Kiniksa Pharmaceuticals Ltd., of Hamilton, Bermuda, said it priced its public offering of 5.95 million class A common shares at $21 each together with a concurrent private placement of 1.42 million class A1 common shares that collectively generated approximately $155 million. In addition, the company has granted the underwriters a 30-day option to purchase up to 892,857 additional class A common shares at the public offering price. The net proceeds will be used to advance the development of its product candidates, to advance commercialization activities and to fund other research and development activities as well as for working capital and general corporate purposes.
Olema Oncology Inc., of San Francisco, said it closed an oversubscribed $54 million series B financing that will be used to advance OP-1250, its lead program in breast cancer, into phase I/II development and expand ongoing research and development activities. The trial will evaluate OP-1250 as a single agent in women with estrogen receptor-positive, HER2-negative, recurrent, locally advanced or metastatic breast cancer, followed by studies of OP-1250 in combination with other targeted breast cancer therapies. The financing was co-led by BVF Partners LP, Logos Capital and Janus Henderson Investors, with participation from new investors Cormorant Asset Management, RA Capital Management, Wellington Management Company, Surveyor Capital (a Citadel company), Venrock Healthcare Capital Partners and Foresite Capital.

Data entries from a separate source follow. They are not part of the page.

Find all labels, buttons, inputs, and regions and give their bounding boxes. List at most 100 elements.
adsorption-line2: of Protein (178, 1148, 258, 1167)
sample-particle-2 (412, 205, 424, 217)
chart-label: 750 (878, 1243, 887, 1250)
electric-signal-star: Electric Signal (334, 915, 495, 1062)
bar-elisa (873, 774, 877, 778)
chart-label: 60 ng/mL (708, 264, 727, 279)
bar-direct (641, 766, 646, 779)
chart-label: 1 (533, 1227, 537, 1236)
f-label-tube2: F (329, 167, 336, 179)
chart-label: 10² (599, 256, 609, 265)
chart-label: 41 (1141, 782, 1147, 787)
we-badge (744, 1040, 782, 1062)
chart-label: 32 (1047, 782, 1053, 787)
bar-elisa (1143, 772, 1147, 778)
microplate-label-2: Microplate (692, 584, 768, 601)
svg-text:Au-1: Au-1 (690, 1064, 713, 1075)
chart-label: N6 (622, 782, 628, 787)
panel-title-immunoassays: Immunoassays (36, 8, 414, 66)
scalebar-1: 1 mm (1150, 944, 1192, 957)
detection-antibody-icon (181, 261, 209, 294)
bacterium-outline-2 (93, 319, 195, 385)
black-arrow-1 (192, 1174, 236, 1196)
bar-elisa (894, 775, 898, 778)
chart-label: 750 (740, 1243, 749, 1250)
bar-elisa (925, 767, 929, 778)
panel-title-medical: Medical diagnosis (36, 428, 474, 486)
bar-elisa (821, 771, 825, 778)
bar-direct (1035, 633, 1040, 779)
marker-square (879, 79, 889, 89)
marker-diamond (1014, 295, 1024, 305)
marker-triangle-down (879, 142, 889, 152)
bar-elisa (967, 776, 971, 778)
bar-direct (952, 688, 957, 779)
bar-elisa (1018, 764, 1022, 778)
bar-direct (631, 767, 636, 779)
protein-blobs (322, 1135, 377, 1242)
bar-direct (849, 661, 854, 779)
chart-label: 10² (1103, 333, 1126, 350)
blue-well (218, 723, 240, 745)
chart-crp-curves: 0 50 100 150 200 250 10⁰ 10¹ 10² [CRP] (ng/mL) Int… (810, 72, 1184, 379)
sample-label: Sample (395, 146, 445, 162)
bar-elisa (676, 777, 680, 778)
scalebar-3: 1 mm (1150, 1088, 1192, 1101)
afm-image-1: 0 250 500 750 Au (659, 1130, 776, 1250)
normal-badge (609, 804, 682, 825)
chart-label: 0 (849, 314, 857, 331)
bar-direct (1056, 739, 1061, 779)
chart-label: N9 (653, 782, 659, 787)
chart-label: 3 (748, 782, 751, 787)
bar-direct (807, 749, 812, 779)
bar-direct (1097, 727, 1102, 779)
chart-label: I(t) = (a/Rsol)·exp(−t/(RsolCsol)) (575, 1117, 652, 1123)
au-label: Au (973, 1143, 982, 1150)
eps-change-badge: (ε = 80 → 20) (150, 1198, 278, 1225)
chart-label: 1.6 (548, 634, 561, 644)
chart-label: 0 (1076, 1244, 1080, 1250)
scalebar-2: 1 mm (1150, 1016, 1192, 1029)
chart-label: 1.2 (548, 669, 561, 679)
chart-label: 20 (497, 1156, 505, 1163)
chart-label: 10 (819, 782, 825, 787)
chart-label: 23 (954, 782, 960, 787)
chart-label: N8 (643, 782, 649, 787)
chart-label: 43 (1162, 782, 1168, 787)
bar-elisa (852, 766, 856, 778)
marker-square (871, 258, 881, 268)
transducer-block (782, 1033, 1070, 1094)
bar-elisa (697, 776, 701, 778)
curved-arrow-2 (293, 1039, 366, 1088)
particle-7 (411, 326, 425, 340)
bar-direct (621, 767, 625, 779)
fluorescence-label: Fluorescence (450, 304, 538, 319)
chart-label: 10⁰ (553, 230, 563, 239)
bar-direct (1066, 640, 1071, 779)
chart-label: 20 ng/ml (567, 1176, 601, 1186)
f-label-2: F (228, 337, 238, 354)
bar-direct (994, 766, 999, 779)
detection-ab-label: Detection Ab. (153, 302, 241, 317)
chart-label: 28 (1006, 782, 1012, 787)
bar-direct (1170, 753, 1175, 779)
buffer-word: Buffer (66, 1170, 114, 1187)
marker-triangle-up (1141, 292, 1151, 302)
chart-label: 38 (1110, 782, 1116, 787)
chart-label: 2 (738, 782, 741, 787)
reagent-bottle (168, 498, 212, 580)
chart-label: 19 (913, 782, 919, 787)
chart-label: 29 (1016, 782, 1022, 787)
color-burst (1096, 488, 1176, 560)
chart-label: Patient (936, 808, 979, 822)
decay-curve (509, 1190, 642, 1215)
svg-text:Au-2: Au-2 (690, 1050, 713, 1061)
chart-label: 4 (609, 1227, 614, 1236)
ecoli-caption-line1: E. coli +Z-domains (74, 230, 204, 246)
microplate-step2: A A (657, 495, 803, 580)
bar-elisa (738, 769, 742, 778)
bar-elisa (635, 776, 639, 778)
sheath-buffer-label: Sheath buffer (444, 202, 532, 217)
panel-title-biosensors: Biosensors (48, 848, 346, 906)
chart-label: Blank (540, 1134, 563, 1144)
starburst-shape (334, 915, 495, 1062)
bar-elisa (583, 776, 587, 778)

Resverlogix Corp., of Calgary, Alberta, said the maturity date of its $12 million 10% secured convertible debenture, and payment of associated accrued interest, has been extended by one year from Sept. 26, 2020, to Sept. 26, 2021. In connection with the extension, the holder, a wholly owned subsidiary of ORI Star Fund LP, received 600,000 warrants exercisable until Dec. 31, 2024, at CA74 cents (US55 cents) per share.
Vesigen Therapeutics Inc., of Cambridge, Mass., said Leaps by Bayer and Morningside Ventures led its series A financing that raised $28.5 million. Also participating in the round was Linden Lake Ventures and Alexandria Venture Investments. The company is developing drugs based on the ARRDC1-mediated microvesicles (ARMMs) technology, a class of fusogenic extracellular vesicles that nature evolved to package and deliver communication signals between cells and tissues. ARMMs possess unique properties, making them better suited for producing and delivering therapeutic agents, the company said. Vesigen and its scientific founders have demonstrated that a wide range of therapeutic payloads can be packaged in ARMMs, including RNA, protein and gene-editing systems, and functionally delivered intracellularly in vitro and in vivo.